The same was true in the play he credits as his big break. “It was the first job where I didn’t immediately go back to those in-between, regular jobs when it finished.” The production, The Solid Life of Sugar Water, was put on by Graeae, a company made up of deaf and disabled actors and crew, and written by Jack Thorne, who was later one of the writers behind Then Barbara Met Alan. The play toured the UK. Its success – and the fact that he found himself surrounded surrounded for the first time by disabled people – changed Hughes’s life.

‘Funny, devastating, weird’ … Hughes and Genevieve Barr in The Solid Life of Sugar Water at the National Theatre in 2016.View image in fullscreen

“It was my first proper play,” he says. “My first two-hander. It was very intense subject matter and intense work for us. We never left the stage. It was an hour and 10 minutes about a couple trying to reconnect sexually after they’ve lost a child quite late in the pregnancy. But it was funny. It was devastating. It was weird.” Hughes and his co-star, Genevieve Barr, were the only two cast members. They are both disabled but the story wasn’t about that. It was about showing disabled people, so often “labelled extraordinary but really just ordinary”, in a situation that was itself both of those things.

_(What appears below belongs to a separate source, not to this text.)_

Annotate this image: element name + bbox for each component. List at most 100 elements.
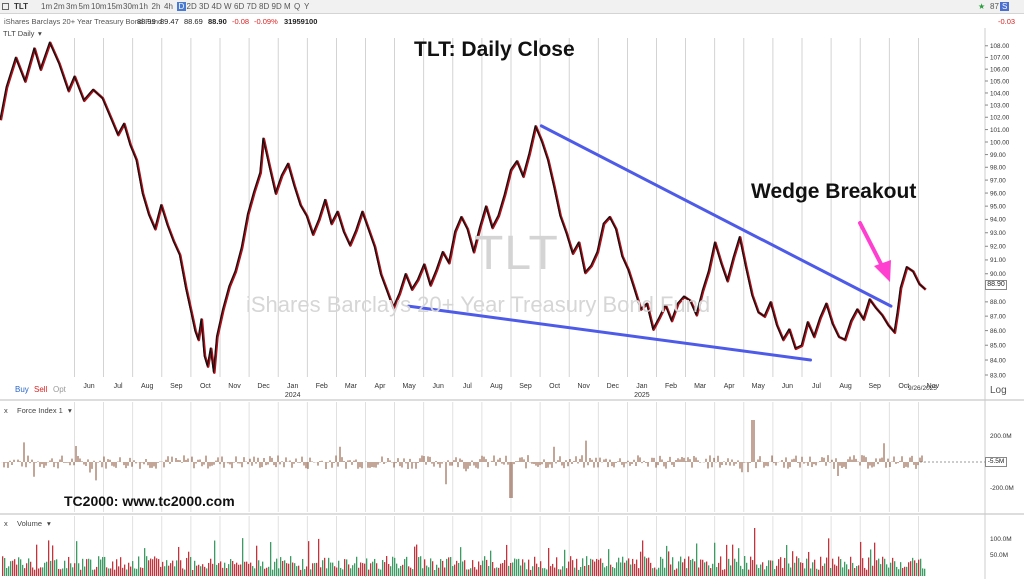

That phrasing, the extraordinary ordinariness of disabled life, calls to mind the true story behind Then Barbara Met Alan, in which a disabled couple lead the charge for the UK’s first disability rights law. What was it like to play Alan, a role for which disability is so central to the character’s external and internal lives?

“It was a turning point,” Hughes says. “I’ve never been around so many disabled people or learned so much about our history. So it was huge. I think in the past I’ve hidden my disability. I literally used to put it [my arm] in my pocket, which hurt my back. After this job, I felt prouder. I walked taller. And the best thing was that I got to speak to Alan quite a bit, and eventually meet him. So much of what’s good for my generation of disabled people – our rights, our joys – is because of what Barbara and Alan fought for.”

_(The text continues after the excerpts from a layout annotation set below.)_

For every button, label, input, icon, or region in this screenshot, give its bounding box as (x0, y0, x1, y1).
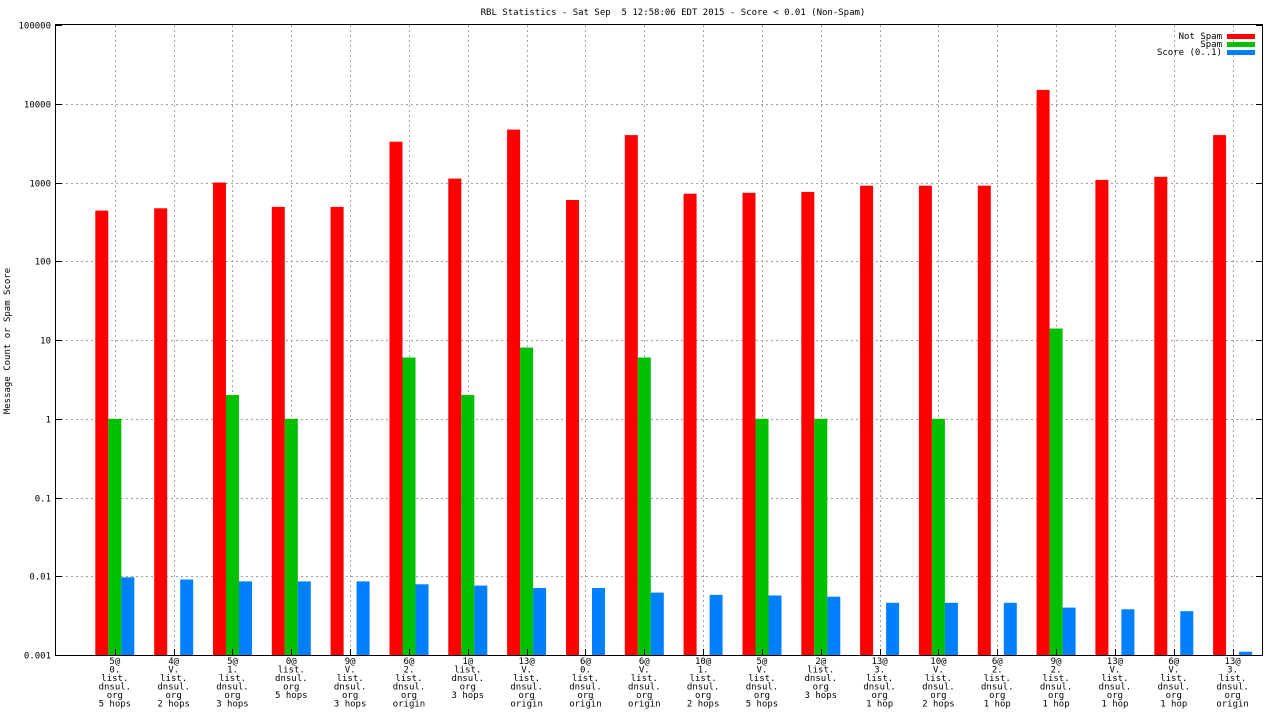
bar-score-0-1 (768, 595, 782, 655)
x-tick-label: 5@ V. list. dnsul. org 5 hops (746, 657, 779, 710)
bar-score-0-1 (944, 602, 958, 655)
y-tick-label: 10000 (24, 101, 51, 111)
y-axis-label: Message Count or Spam Score (3, 268, 13, 414)
bar-score-0-1 (1180, 611, 1194, 655)
x-tick-label: 13@ V. list. dnsul. org origin (510, 657, 543, 710)
x-axis-ticks: 5@ 0. list. dnsul. org 5 hops 4@ V. list. dnsul. o… (99, 649, 1249, 710)
legend-label: Not Spam (1179, 32, 1222, 42)
bar-not-spam (566, 200, 579, 655)
x-tick-label: 9@ 2. list. dnsul. org 1 hop (1040, 657, 1073, 710)
bar-not-spam (1036, 89, 1050, 655)
legend-swatch (1227, 42, 1255, 47)
bar-not-spam (1154, 176, 1168, 656)
bar-not-spam (154, 208, 168, 656)
x-tick-label: 10@ V. list. dnsul. org 2 hops (922, 657, 955, 710)
bar-score-0-1 (239, 581, 252, 655)
bar-score-0-1 (827, 596, 841, 655)
y-tick-label: 100000 (18, 22, 51, 32)
legend-label: Score (0..1) (1157, 48, 1222, 58)
x-tick-label: 6@ V. list. dnsul. org origin (628, 657, 661, 710)
bars (95, 89, 1253, 656)
y-tick-label: 10 (40, 337, 51, 347)
bar-spam (814, 418, 828, 656)
x-tick-label: 1@ list. dnsul. org 3 hops (452, 657, 485, 701)
x-tick-label: 13@ 3. list. dnsul. org origin (1216, 657, 1249, 710)
x-tick-label: 6@ V. list. dnsul. org 1 hop (1157, 657, 1190, 710)
bar-not-spam (95, 210, 109, 655)
y-tick-label: 100 (35, 258, 51, 268)
x-tick-label: 6@ 0. list. dnsul. org origin (569, 657, 602, 710)
x-tick-label: 9@ V. list. dnsul. org 3 hops (334, 657, 367, 710)
bar-spam (402, 357, 416, 655)
y-tick-label: 1 (46, 416, 51, 426)
x-tick-label: 4@ V. list. dnsul. org 2 hops (157, 657, 190, 710)
bar-spam (1049, 328, 1063, 655)
x-tick-label: 13@ V. list. dnsul. org 1 hop (1099, 657, 1132, 710)
bar-spam (637, 357, 651, 655)
bar-score-0-1 (356, 581, 370, 655)
bar-not-spam (1095, 179, 1109, 655)
x-tick-label: 5@ 1. list. dnsul. org 3 hops (216, 657, 249, 710)
bar-score-0-1 (1239, 651, 1253, 655)
bar-score-0-1 (474, 585, 488, 655)
legend-swatch (1227, 50, 1255, 55)
bar-score-0-1 (533, 588, 547, 655)
x-tick-label: 5@ 0. list. dnsul. org 5 hops (99, 657, 132, 710)
bar-spam (284, 418, 298, 656)
bar-not-spam (448, 178, 462, 655)
bar-score-0-1 (121, 577, 135, 655)
bar-spam (931, 418, 945, 656)
bar-not-spam (624, 135, 638, 656)
bar-score-0-1 (180, 579, 194, 655)
y-tick-label: 0.01 (29, 573, 51, 583)
bar-not-spam (918, 185, 932, 655)
bar-score-0-1 (1003, 602, 1017, 655)
bar-not-spam (742, 192, 756, 656)
bar-spam (755, 418, 769, 656)
y-tick-label: 0.001 (24, 652, 51, 662)
bar-score-0-1 (709, 594, 723, 655)
x-tick-label: 13@ 3. list. dnsul. org 1 hop (863, 657, 896, 710)
bar-score-0-1 (1121, 609, 1135, 655)
bar-score-0-1 (650, 592, 664, 655)
bar-not-spam (389, 141, 403, 655)
y-tick-label: 1000 (29, 180, 51, 190)
x-tick-label: 10@ 1. list. dnsul. org 2 hops (687, 657, 720, 710)
x-tick-label: 0@ list. dnsul. org 5 hops (275, 657, 308, 701)
x-tick-label: 6@ 2. list. dnsul. org origin (393, 657, 426, 710)
bar-not-spam (683, 193, 697, 655)
legend-swatch (1227, 34, 1255, 39)
bar-not-spam (977, 185, 991, 655)
bar-spam (461, 395, 475, 655)
bar-score-0-1 (886, 602, 900, 655)
y-tick-label: 0.1 (35, 495, 51, 505)
bar-score-0-1 (592, 588, 605, 655)
x-tick-label: 2@ list. dnsul. org 3 hops (805, 657, 838, 701)
bar-not-spam (801, 191, 815, 655)
bar-not-spam (1213, 135, 1227, 656)
bar-not-spam (860, 185, 874, 655)
bar-score-0-1 (297, 581, 311, 655)
bar-spam (108, 418, 122, 656)
bar-spam (520, 347, 534, 655)
bar-score-0-1 (1062, 607, 1076, 655)
plot-frame (55, 24, 1263, 656)
chart-title: RBL Statistics - Sat Sep 5 12:58:06 EDT … (481, 8, 866, 18)
bar-not-spam (213, 182, 226, 655)
y-axis-ticks: 0.001 0.01 0.1 1 10 100 1000 10000 100000 (18, 22, 1262, 662)
bar-not-spam (507, 129, 521, 656)
legend-label: Spam (1200, 40, 1222, 50)
bar-not-spam (330, 206, 344, 655)
bar-spam (226, 395, 239, 655)
bar-not-spam (271, 206, 285, 655)
bar-score-0-1 (415, 584, 429, 655)
x-tick-label: 6@ 2. list. dnsul. org 1 hop (981, 657, 1014, 710)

Hughes with Ruth Madeley in Then Barbara Met Alan.View image in fullscreen

Hughes is delighted by the positive reaction the show received and its success in bringing a largely unknown story to a wide, mainstream audience. “People might remember the Piss on Pity protests in London but they don’t know about the nationwide action, the wheelchair users chaining themselves to buses. And we got to show all that, and the great disabled culture these people were part of.” The whole project, like the resulting show, sounds like a riot of fun and fury.

Where does the adventure lead next? “Hopefully more Shardlake,” he says immediately, grin returning. “But first a few holidays, a few music festivals” – he’s looking forward to Glastonbury – “and in terms of work, I’m waiting to hear about a few things, auditioning, waiting for the phone to ring. Some staring into the abyss.” He laughs, “But the abyss often provides.”